Father Helpless and Other Poems

    By Ankush Banerjee

    1 – Father Helpless
    (Ogu & me)

    0330 am. Vocal cord the size of
    Eiffel crash. My ears. I
    stuff my mouth
    with a hand-grenade’s
    worth of silence
    before a hopeless soldier,
    now surrounded, pulls the pin.
    Somewhere in diaper-city, a war rages.
    Trenches overflow with effluents.
    Moonlight cuts us into thin
    silver fugues heard
    in empty amphitheatres. We echo
    so shrill, I swear I thought I heard you.
    Now a days, I can’t hear you. I try. The
    chasm between banality and grandiosity
    is so small, no Feeding Pillow can sleep over it.
    Empty bottles, nipples, Feeding Spoon nestle
    in the Steriliser’s womb I forgot to turn on. For a brief
    moment, there is stillness so white, I thought
    I am in a cloud, free-falling into your throat
    to embrace vocal cord sketched
    in an arc of innocence. Mutual helplessness
    and learning is the name of this game. Love was never
    really the deficit. Sleep was. Is.

    2 – Chittaranjan Park, New Delhi
    (for Anisha)

    There is no estimating,
    how time and space
    transmutes a lover.

    So forgive those fish-market shanties
    wearing concrete like a truism.
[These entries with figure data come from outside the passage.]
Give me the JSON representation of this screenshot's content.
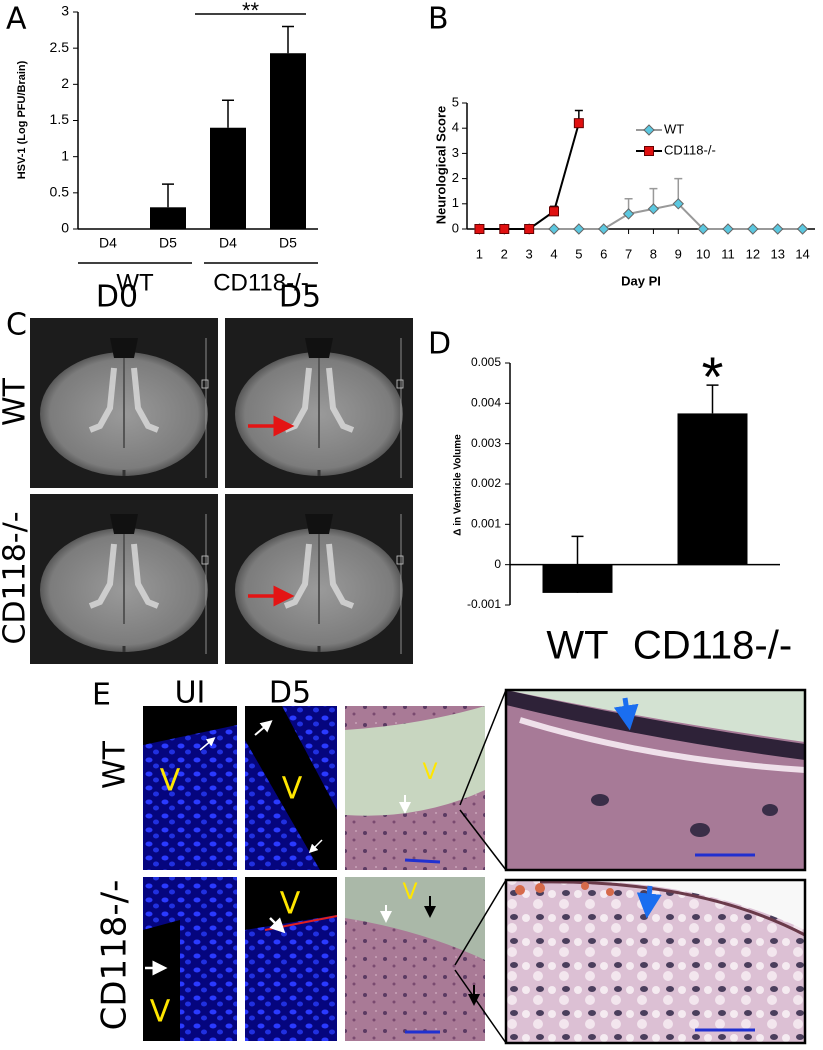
{
  "chart_data": [
    {
      "type": "bar",
      "label": "A",
      "ylabel": "HSV-1 (Log PFU/Brain)",
      "categories": [
        "D4",
        "D5",
        "D4",
        "D5"
      ],
      "groups": [
        "WT",
        "CD118-/-"
      ],
      "values": [
        0,
        0.3,
        1.4,
        2.43
      ],
      "errors": [
        null,
        0.32,
        0.38,
        0.37
      ],
      "color": "#000000",
      "ylim": [
        0,
        3
      ],
      "yticks": [
        0,
        0.5,
        1,
        1.5,
        2,
        2.5,
        3
      ],
      "annotation": "**"
    },
    {
      "type": "line",
      "label": "B",
      "ylabel": "Neurological Score",
      "xlabel": "Day PI",
      "x": [
        1,
        2,
        3,
        4,
        5,
        6,
        7,
        8,
        9,
        10,
        11,
        12,
        13,
        14
      ],
      "series": [
        {
          "name": "WT",
          "color": "#5bc8e0",
          "line_color": "#999999",
          "marker": "diamond",
          "values": [
            0,
            0,
            0,
            0,
            0,
            0,
            0.6,
            0.8,
            1,
            0,
            0,
            0,
            0,
            0
          ],
          "errors": [
            null,
            null,
            null,
            null,
            null,
            null,
            0.6,
            0.8,
            1,
            null,
            null,
            null,
            null,
            null
          ]
        },
        {
          "name": "CD118-/-",
          "color": "#e01010",
          "line_color": "#000000",
          "marker": "square",
          "values": [
            0,
            0,
            0,
            0.7,
            4.2,
            null,
            null,
            null,
            null,
            null,
            null,
            null,
            null,
            null
          ],
          "errors": [
            null,
            null,
            null,
            0.2,
            0.5,
            null,
            null,
            null,
            null,
            null,
            null,
            null,
            null,
            null
          ]
        }
      ],
      "xlim": [
        0.5,
        14.5
      ],
      "xticks": [
        1,
        2,
        3,
        4,
        5,
        6,
        7,
        8,
        9,
        10,
        11,
        12,
        13,
        14
      ],
      "ylim": [
        0,
        5
      ],
      "yticks": [
        0,
        1,
        2,
        3,
        4,
        5
      ],
      "legend": "upper-right"
    },
    {
      "type": "bar",
      "label": "D",
      "ylabel": "Δ in Ventricle Volume",
      "categories": [
        "WT",
        "CD118-/-"
      ],
      "values": [
        -0.0007,
        0.00375
      ],
      "errors": [
        0.0014,
        0.0007
      ],
      "color": "#000000",
      "ylim": [
        -0.001,
        0.005
      ],
      "yticks": [
        -0.001,
        0,
        0.001,
        0.002,
        0.003,
        0.004,
        0.005
      ],
      "annotation": "*"
    }
  ],
  "panels": {
    "C": {
      "label": "C",
      "columns": [
        "D0",
        "D5"
      ],
      "rows": [
        "WT",
        "CD118-/-"
      ]
    },
    "E": {
      "label": "E",
      "columns": [
        "UI",
        "D5"
      ],
      "rows": [
        "WT",
        "CD118-/-"
      ],
      "ventricle_labels": [
        "V",
        "V",
        "V",
        "V",
        "V",
        "V"
      ]
    }
  }
}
The traffic,
    and its delirious swell, like a whale’s lungs,
    every day at 9 am.

    Don’t begrudge the new traffic signal its ornamental impotence.

    It’s okay
    for new bungalows
    to be coloured beige, mauve, fuchsia,
    and neat ground-floor parking lots
    replacing bougainvillea trees – where
    a boy and a girl,
    forever twelve and six,
    negotiate the dwelling place
    of an earthworm they saved
    Forgive those streets,
    for shrinking
    like grandmothers
    under the weight
    of newer, bigger, shinier cars.

    You see, it is only after you learn to unlove
    that homecoming becomes
    a matter of perpetual return,

    the way afternoon chiming
    of the kulfiwallah’s bells, the smell
    of dhunochi, the taste of jamun
    brings you closer to
    something stuck in your throat
    the night before, in a train

    hurtling towards this dwelling place,
    that was almost yours –
    until you disembark
    at the Delhi station.

    Ankush Banerjee (he/his), poet, Culture Studies PhD research scholar and serving Naval Officer, is the author of An Essence of Eternity (2016). He has been recipient of the 2019 All India Poetry Prize, as well as the United Services Institution of India Gold Medals in 2013, 2017 and 2022, for his essays on Military Ethics and Leadership. His poetry, reviews and essays appear in Eclectica, Cha, The Bombay Literary Magazine, The Tupelo Quarterly, Kitaab and The Indian Express, among others. His work has also appeared in the anthologies, Yearbook of Indian Poetry 2020 and 2021, Best of Asian Poetry 2021, and Converse: Contemporary English Poetry by Indians. He is currently stationed at New Delhi.